FIG. 1 is a perspective view of the invention with cover open ready for use.
FIG. 2 is a perspective view with panel inverted, the cover underneath, and a partially cut away skirt.
FIG. 3 is an enlarged sectional view through line 3-3 of FIG. 1.
FIG. 4 is an enlarged sectional view through line 4-4 of FIG. 2.
FIG. 5 is a front elevation view of a panel of the invention.
Referring now to the drawing FIGS. 1-5, a preferred embodiment of the portable box wine bar 1 is shown. A flat rigid panel 5 has broad first face 50, opposed second face 51, and is dimensioned to fit on the inner shoulder 3 of insulated cooler 2. The cooler 2 has insulated side walls 10, an insulated bottom 11, and an open top 12. An insulated cover 4 covers the open top. The cover may be hinged and/or removeable.
A support 7 designed to hold two or more wine boxes, or bag-in-box containers, 8 is affixed to the panel 5 and extends upward from its first face 50 so that the wine boxes are above the open top of the cooler 2. The outlet 9 of each of the bag-in-box containers is thereby supported above the first surface 50 of the panel a distance of at least four inches to enable a receptacle such as a cup 14 to rest on the panel below the outlet. The support 7 has a generally U-shaped portion 18 with an open top 6 and a flat bottom 17 to receive the lower portion 27 of the wine box. The front 24 of the U-shaped portion has openings 28 to pass the outlets 9 of the wine boxes. This opening 28 may be formed by cutting away a portion of the front portion 24 as shown in FIG. 5. Alternatively, as shown in FIGS. 1, 3, and 4, a rod 30 affixed above a lower front portion 24 forms the opening 28.
The U-shaped portion 18 is held above the panel 5 by a rear member 15 and a front member 16. A storage space 29 is defined by the members 15 and 16, and the bottom 17. This may be accessed by apertures (not shown) in the panel or an open side of the support to hold cooling items, napkins, cups, and the like. The support 7 may be fabricated in many ways. It may be made from folded sheet material, or it may be extruded in metal or plastic. When extruded from a transparent plastic material, information on the wine boxes may be read by the consumer.
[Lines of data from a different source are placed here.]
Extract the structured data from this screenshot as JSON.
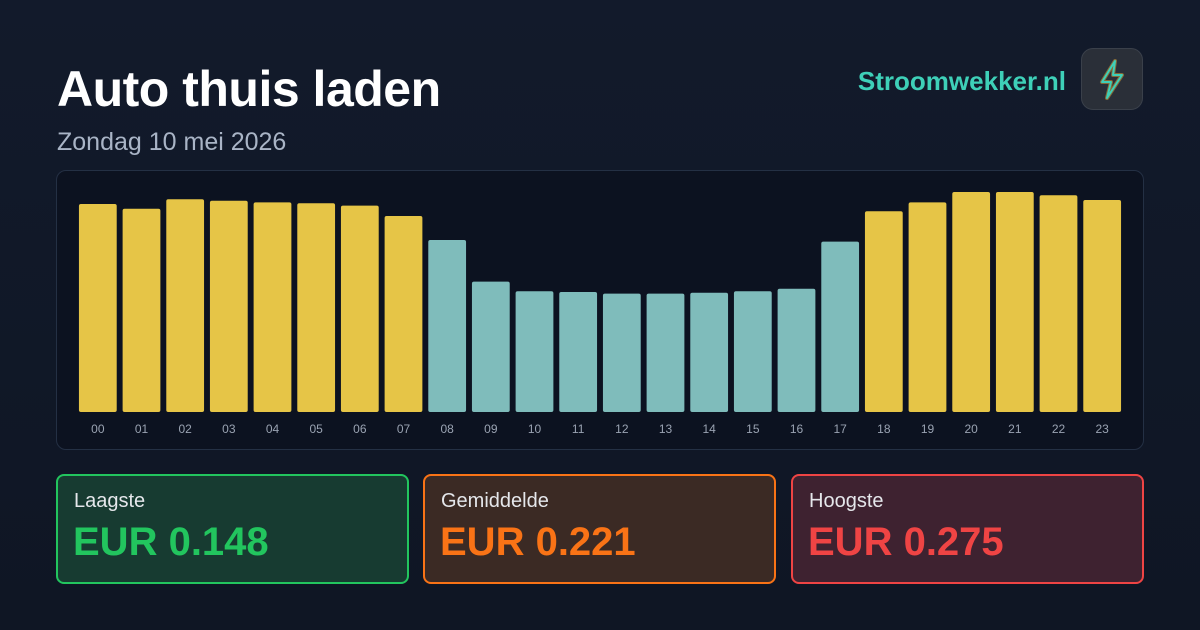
{
  "title": "Auto thuis laden",
  "subtitle": "Zondag 10 mei 2026",
  "brand": "Stroomwekker.nl",
  "chart_data": {
    "type": "bar",
    "categories": [
      "00",
      "01",
      "02",
      "03",
      "04",
      "05",
      "06",
      "07",
      "08",
      "09",
      "10",
      "11",
      "12",
      "13",
      "14",
      "15",
      "16",
      "17",
      "18",
      "19",
      "20",
      "21",
      "22",
      "23"
    ],
    "values": [
      0.26,
      0.254,
      0.266,
      0.264,
      0.262,
      0.261,
      0.258,
      0.245,
      0.215,
      0.163,
      0.151,
      0.15,
      0.148,
      0.148,
      0.149,
      0.151,
      0.154,
      0.213,
      0.251,
      0.262,
      0.275,
      0.275,
      0.271,
      0.265
    ],
    "colors": [
      "#e6c547",
      "#e6c547",
      "#e6c547",
      "#e6c547",
      "#e6c547",
      "#e6c547",
      "#e6c547",
      "#e6c547",
      "#7fbcbb",
      "#7fbcbb",
      "#7fbcbb",
      "#7fbcbb",
      "#7fbcbb",
      "#7fbcbb",
      "#7fbcbb",
      "#7fbcbb",
      "#7fbcbb",
      "#7fbcbb",
      "#e6c547",
      "#e6c547",
      "#e6c547",
      "#e6c547",
      "#e6c547",
      "#e6c547"
    ]
  },
  "stats": [
    {
      "label": "Laagste",
      "value": "EUR 0.148"
    },
    {
      "label": "Gemiddelde",
      "value": "EUR 0.221"
    },
    {
      "label": "Hoogste",
      "value": "EUR 0.275"
    }
  ]
}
There is often a drip or overflow in the dispensing process. The apparatus provides for means to catch these drips and overflows so as to keep the environment clean and dry. A recessed area 20 below where the outlets 9 will be positioned has perforations 19 through which the waste liquid will flow. A receiving pan 21 mounted on the second face 51 receives the waste liquid. The pan 21 is provided with an outlet 22 to which a waste receiving bag 23 may be removably connected.
An aperture 25 in the panel is large enough to permit access to retrieve items such as cooling cans and bottles. It also permits access to add or remove ice as desired. The aperture 25 is covered by removable cover 26.
A source of drinking vessels such as cups or glasses may optionally be provided with the bar. A tubular container 32 has a closed bottom 34, an open top 33, and a lip 35 so that it can rest in an aperture 36 in the panel 5. The drinking vessels will be at hand and safely concealed. The container 32 should be removed before inverting the panel for transport.
The panel 5 may be lifted out of the cooler 2, inverted and replaced on the inner shoulder 3 of the cooler, as best seen in FIGS. 2 and 4, with the second face uppermost. The insulated cover 4 may then be closed to prevent ice melting and provide for a more convenient and secure storage and/or transport.
A skirt 35 may be provided that covers the sides of the cooler. It may be decorative and embellished with logos, advertising, and the like.
While we have shown and described the preferred embodiments of our invention, it will be understood that the invention may be embodied otherwise than as herein specifically illustrated or described, and that certain changes in form and arrangement of parts and the manner of practicing the invention may be made within the underlying idea or principles of the invention.